A rapariga miudinha, de rosto rosado, trabalha toda a manhã. E quem a vê, de mesa em mesa, diz que sai com o mesmo sorriso com que entra. Tem 24 anos. Casou-se há pouco. Largou o trabalho na fábrica, em Barcelos, para ficar mais perto do marido, que andava nas obras, em França. Agora, fazem vida de casados ali mesmo, no estúdio, por cima do café, propriedade de uma cunhada. Ela veio com "o destino" de servir quem se senta aqui. E ele arranjou trabalho uma semana depois, "através de pessoas conhecidas".

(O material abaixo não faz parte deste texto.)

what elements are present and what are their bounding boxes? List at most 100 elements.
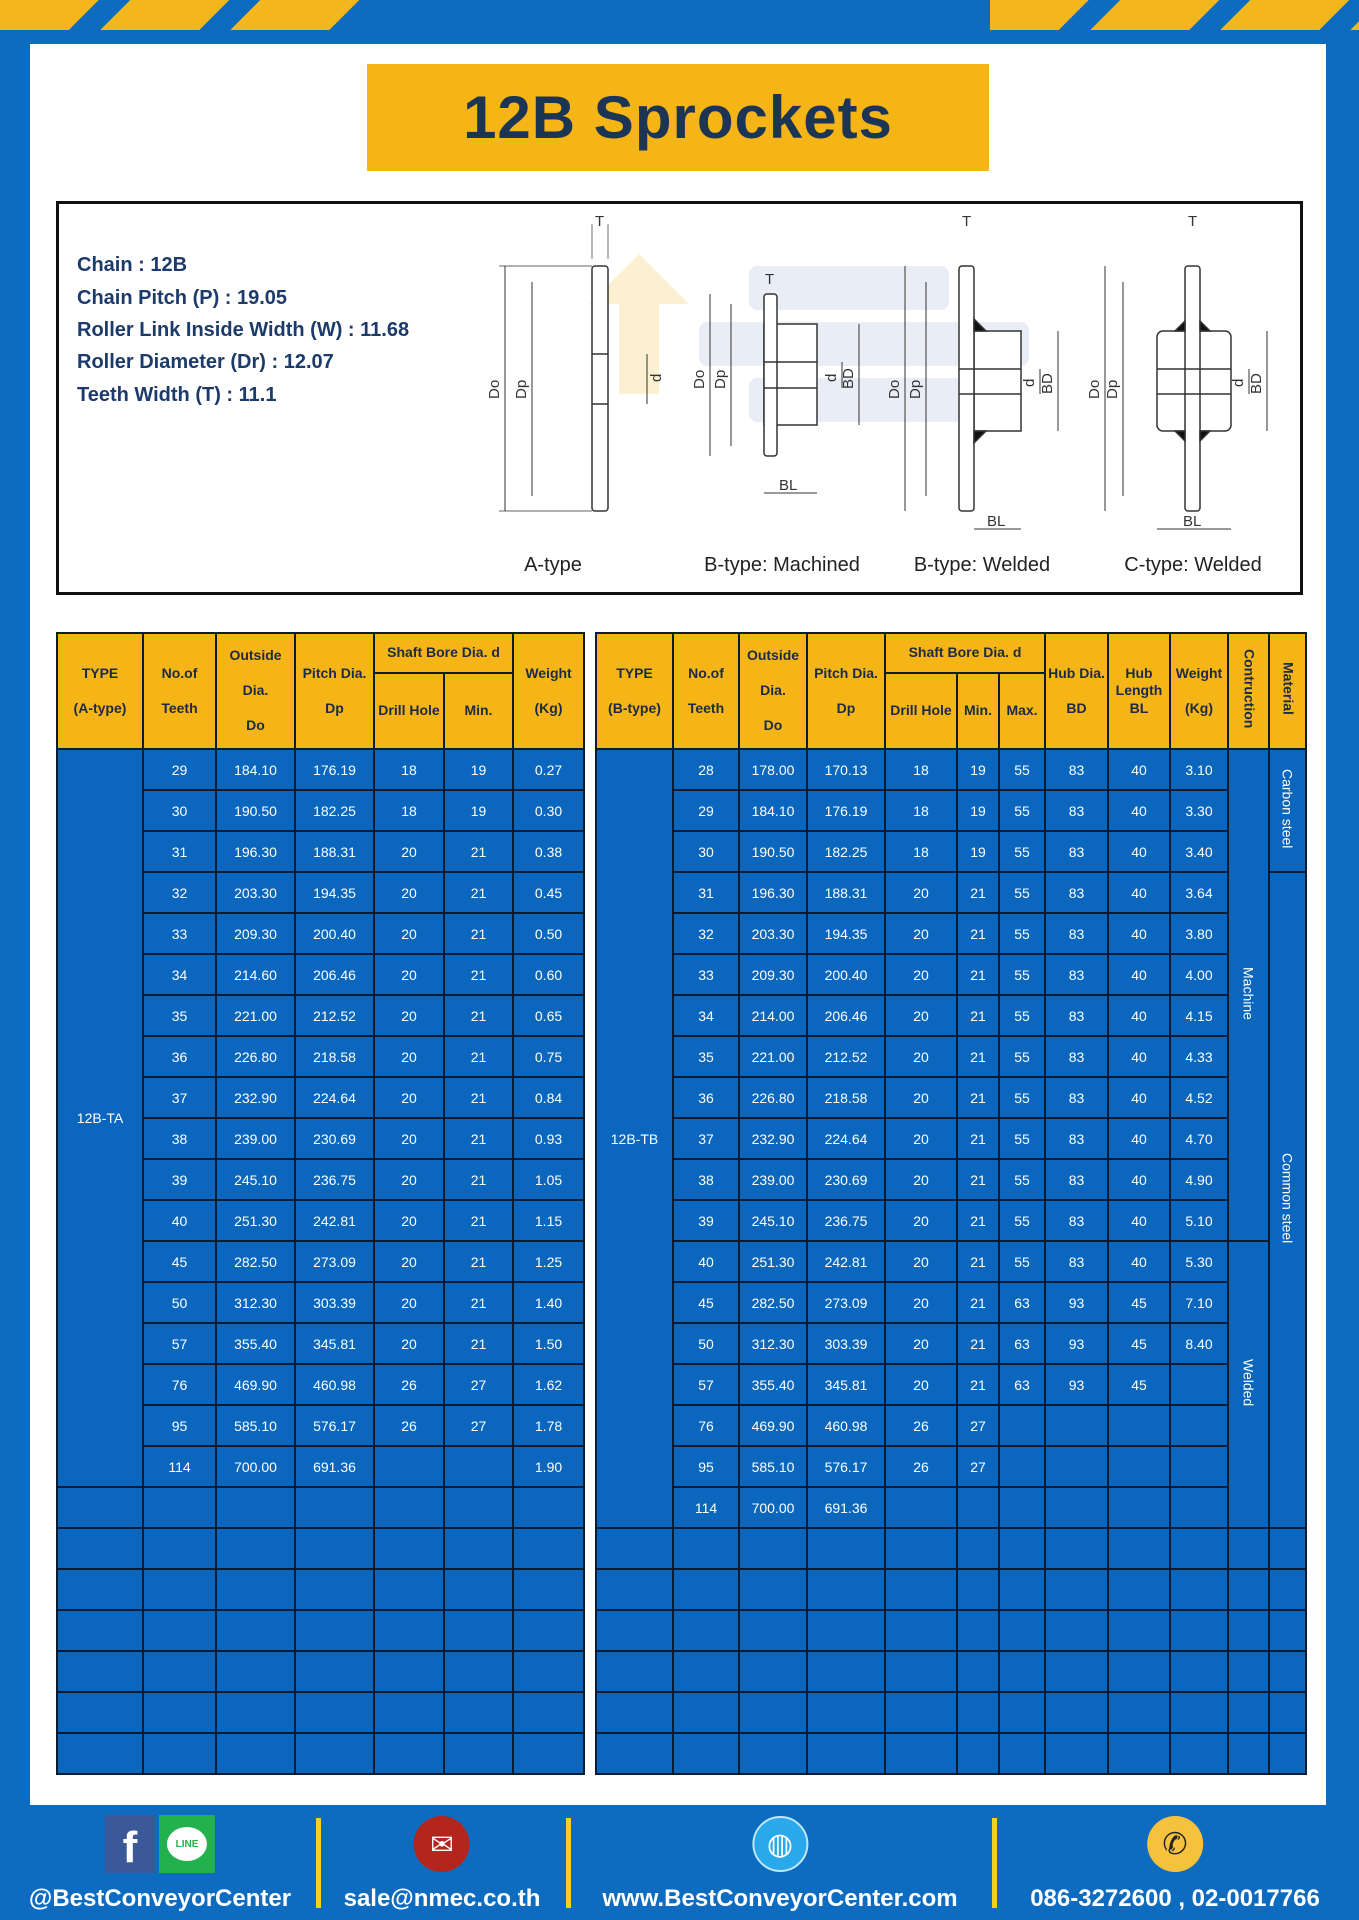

Sempre houve gente a trazer familiares, amigos, vizinhos "lá de baixo". Até há um dito local: "Um português vai de férias a Portugal e traz alguém na bagagem." Algumas marcas fazem promoções especiais para as férias de Verão, que podem incluir 500 euros de despesas de viagem e três meses de seguro. E esses carros de grande cilindrada também ajudam a criar a ideia de que, no grão-ducado, é fácil ficar bem de vida.
Para criar vontade de partir, pode bastar mencionar o valor do salário mínimo de trabalhadores não-qualificados: 1801,49 euros ilíquidos, 1500 a 1600 líquidos, conforme a carga fiscal. Só que com esse rendimento, se viver sozinha, uma pessoa fica abaixo do limiar da pobreza. "É no Luxemburgo que se faz menos com um salário mínimo", diz Amílcar Monteiro. "Ganha 1600 euros, paga mil de renda de casa. As pessoas vivem juntas, senão não conseguem."
Necessidade e urgência
Esta mensagem parece não chegar "lá em baixo". Já falta espaço para acomodar tanto recém-chegado. Henrique, de 49 anos, "a cair nos 50", partilhava um quarto desde que chegara, esperançado, havia quatro meses. "Nem um estúdio, nem nada. A única coisa que se consegue ter aqui sem contrato é dormida num café ou num familiar, mas o familiar também é difícil, porque os senhorios estão atentos."
Há uns dois anos, as autoridades passaram a pente fino dezenas de cafés portugueses que alugam quartos por 350 a 650 euros. Encontraram um cabeleireiro convertido em dormitório pelo dono do café ao lado: um corredor de 12 metros com tabiques a cada dois; os "quartos", sem janelas, duplicavam a capacidade através de beliches, a 350 euros por cama. Entre dois tabiques, dormia uma grávida de oito meses com o companheiro.
Henrique não se queixava, nem parece ser homem para se queixar, apesar da saudade da família lhe toldar a fala: "Graças a Deus, caí num sítio em condições." Pagava 650 euros por mês para partilhar um quarto com um compatriota, com comida, roupa lavada, faxina. Fazia como os outros, que saem de manhã para o trabalho com a marmita e regressam ao final do dia, ansiosos por um banho e um jantar. "Eu nunca saí de casa que não trouxesse uma mudazinha de roupa para trabalhar. Dava uma voltinha, procurava. Às vezes até aparecia. "Olha, queres fazer duas horas aqui?" A roupazinha e o almocinho iam sempre comigo."
Atrás de cada um há uma necessidade, por vezes uma urgência. A de Henrique chama-se Inês. Veio por causa dela, da filha que nasceu com uma paralisia cerebral de 98%. Naquele dia, estava a despedir-se de tudo, de todos, convencido de que, de alguma forma, ela o chamava. Um empresário enternecera-se, aqui, ao ouvi-lo falar nela e arranjara-lhe um trabalho num dos seus estabelecimentos, "lá em baixo". E ele regressava, certo de que todo o cuidado de quem vier será pouco. "Não vale a pena vir sem um fundo de maneio ou sem segurança. Mesmo a segurança... Eu vim com trabalho e olhe o que me aconteceu."